Galería Ehrhardt Flórez

Exhibitions

  • Kiko Pérez

Misterio

13/09/2018 - 26/10/2018
Kiko Pérez, Misterio (2018), Installation view.
Kiko Pérez, Misterio (2018), Installation view.
Kiko Pérez, Misterio (2018), Installation view.
Kiko Pérez, Misterio (2018), Installation view.
Kiko Pérez, Misterio (2018), Installation view.

Kiko Pérez (Vigo, 1982) presents his third individual exhibition entitled Misterio Mystery at the Heinrich Ehrhardt Gallery.

While his recent artworks retain some of the key features of the artist’s previous oeuvre, other dynamics relating to the methodology, production, materials and forms of viewing employed emerge as new practices in his current work.
On the one hand, paper continues to be a central element, as demonstrated by the large number of pieces which Pérez has produced using this material in recent years, with his latest investigations – fragmented, cropped and hollowed out papers – now on display. Meanwhile, new sculpted figures, many of which derive from the artist’s experimentation with paper, suddenly occupy the space to create a collection of freestanding works, upright and self-supporting, which form a circuit, at times labyrinthine and at others orderly, around which observers can wander.

As such, this new exhibition creates a duality between painting and sculpture which, despite always having been present in Kiko Pérez’s art, is much more evident here. Sculpture is far from foreign to the artist, and the same may be said of wood and MDF, the two materials used in the majority of his new cut-out figures. What could be considered unfamiliar is the spatial configuration of these recent pieces: the place, the scale and the transition from the fragment to the form. Strange, alien-like forms which simultaneously encompass the thickness of a body, the gure and absolute abstraction. Huge cut-outs act as different pieces of a puzzle in which details are enlarged while contours are blurred and disappear to form two silhouettes in a single form. Pieces born of a single mould, separated into a distinct interior and exterior, which ‘mysteriously’ take on their own volume and body. In his sculptural work, Kiko Pérez had already treated the fragmented body as a fetish, a torture device, prosthesis or sexual instrument, but here the new coloured patina, painted paper placed over the MDF surface, lends these sculptures a greater voluptuosity and modernism.

+ Continue reading

With regard to his work on paper, the artist exhibits pieces in the form of curtains with a rhythmic pattern, which, just like his sculptures, once again challenge and take a stance on the optical in a kind of visual turmoil similar to some of the iconic themes in op art. Strips of paper positioned in gradually fading chromatic sets generate a linear metric in clear opposition to the roundness of the sculpted forms.
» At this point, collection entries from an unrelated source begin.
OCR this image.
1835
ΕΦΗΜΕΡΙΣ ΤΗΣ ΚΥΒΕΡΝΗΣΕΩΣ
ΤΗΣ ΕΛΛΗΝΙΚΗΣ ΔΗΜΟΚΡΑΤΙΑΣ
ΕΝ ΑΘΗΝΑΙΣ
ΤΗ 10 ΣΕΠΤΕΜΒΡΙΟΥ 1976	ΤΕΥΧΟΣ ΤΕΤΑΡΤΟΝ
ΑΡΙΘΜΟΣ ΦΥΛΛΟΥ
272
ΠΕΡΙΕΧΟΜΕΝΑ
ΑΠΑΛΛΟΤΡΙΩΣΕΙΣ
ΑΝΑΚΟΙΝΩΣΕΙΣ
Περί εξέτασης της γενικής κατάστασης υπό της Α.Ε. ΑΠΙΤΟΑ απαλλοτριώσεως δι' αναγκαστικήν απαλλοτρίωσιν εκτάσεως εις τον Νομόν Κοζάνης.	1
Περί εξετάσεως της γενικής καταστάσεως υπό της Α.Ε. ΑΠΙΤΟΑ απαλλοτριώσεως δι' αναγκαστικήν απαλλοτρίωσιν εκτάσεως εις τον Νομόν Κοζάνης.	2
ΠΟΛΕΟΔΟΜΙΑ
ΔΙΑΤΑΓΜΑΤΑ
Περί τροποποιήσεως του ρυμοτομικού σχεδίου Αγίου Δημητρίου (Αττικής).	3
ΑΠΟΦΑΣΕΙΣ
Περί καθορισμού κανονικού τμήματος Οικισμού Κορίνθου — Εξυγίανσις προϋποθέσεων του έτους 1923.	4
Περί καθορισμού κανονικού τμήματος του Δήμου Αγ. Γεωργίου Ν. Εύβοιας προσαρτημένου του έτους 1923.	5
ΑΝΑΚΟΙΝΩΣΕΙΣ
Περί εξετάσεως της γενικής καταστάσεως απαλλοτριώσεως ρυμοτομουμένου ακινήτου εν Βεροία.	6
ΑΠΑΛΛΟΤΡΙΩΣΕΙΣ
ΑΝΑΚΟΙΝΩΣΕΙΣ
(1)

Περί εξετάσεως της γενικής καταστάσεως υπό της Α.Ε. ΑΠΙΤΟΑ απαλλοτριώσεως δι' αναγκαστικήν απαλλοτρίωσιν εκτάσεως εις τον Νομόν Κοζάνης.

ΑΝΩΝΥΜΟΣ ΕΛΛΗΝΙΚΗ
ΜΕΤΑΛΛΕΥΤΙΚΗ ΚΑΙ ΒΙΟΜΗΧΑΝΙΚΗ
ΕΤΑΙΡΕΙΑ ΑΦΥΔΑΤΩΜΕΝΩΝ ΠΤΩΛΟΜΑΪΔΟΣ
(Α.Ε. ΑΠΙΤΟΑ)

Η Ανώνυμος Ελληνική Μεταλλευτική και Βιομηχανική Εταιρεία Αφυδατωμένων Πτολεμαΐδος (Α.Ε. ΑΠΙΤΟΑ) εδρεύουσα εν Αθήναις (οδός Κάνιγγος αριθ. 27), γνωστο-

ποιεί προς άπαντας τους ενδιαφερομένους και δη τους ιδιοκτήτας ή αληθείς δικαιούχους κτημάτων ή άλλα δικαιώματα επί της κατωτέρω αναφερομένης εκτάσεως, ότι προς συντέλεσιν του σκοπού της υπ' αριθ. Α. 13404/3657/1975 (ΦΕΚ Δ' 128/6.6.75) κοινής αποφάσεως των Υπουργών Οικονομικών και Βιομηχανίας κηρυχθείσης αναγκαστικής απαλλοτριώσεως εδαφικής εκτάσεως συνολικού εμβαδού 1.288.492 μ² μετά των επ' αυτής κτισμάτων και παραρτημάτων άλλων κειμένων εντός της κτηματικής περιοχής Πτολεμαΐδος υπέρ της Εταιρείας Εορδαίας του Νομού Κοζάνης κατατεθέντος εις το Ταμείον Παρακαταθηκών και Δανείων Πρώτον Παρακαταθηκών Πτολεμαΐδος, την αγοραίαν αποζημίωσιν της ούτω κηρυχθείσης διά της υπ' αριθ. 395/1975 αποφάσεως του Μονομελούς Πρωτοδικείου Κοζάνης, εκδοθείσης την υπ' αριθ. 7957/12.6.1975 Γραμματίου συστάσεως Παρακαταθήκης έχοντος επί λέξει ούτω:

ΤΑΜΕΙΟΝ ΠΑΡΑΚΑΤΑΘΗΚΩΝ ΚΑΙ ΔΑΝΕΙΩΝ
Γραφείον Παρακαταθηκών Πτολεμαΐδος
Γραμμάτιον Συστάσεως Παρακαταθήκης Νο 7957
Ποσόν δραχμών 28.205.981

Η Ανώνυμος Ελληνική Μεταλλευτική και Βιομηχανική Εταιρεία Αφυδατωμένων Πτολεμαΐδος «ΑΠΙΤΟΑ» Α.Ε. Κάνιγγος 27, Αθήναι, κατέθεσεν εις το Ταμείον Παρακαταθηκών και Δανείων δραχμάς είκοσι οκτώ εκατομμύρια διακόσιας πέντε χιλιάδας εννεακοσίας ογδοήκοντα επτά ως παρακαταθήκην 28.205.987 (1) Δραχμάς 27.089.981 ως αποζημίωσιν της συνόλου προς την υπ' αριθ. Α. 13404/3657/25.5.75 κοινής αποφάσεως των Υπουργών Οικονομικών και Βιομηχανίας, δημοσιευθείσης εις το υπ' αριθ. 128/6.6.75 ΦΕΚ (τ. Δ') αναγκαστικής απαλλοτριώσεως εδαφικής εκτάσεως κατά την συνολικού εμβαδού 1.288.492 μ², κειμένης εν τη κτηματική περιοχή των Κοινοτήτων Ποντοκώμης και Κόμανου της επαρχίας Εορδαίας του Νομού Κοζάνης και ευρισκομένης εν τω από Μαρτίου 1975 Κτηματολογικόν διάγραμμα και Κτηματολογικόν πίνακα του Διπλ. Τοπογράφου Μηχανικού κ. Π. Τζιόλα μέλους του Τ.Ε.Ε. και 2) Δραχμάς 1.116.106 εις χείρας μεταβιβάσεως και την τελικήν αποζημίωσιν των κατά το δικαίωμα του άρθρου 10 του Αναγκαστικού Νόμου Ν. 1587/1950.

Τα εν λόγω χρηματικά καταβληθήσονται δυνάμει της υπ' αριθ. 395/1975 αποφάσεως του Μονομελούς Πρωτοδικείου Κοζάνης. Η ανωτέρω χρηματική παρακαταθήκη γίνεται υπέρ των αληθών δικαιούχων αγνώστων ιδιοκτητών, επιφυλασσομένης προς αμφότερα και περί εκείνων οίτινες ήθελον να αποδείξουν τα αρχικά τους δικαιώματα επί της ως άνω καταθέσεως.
While Kiko Pérez’s early compositions tended to draw on geometry, collage and elements overlapped in a warm, rugged manner, before moving on to explore a new version of the organic which brought about a degeometrisation of the form, he now creates a visual phenomenon in which it is not only the artist’s hand which creates the artwork but his gaze, quick, distorted and blurred when following the cadence of the new paper curtains, and slow, contemplative and experimental as it tours the rounded contours and openings of the sculptures in this highly visual conception of mystery.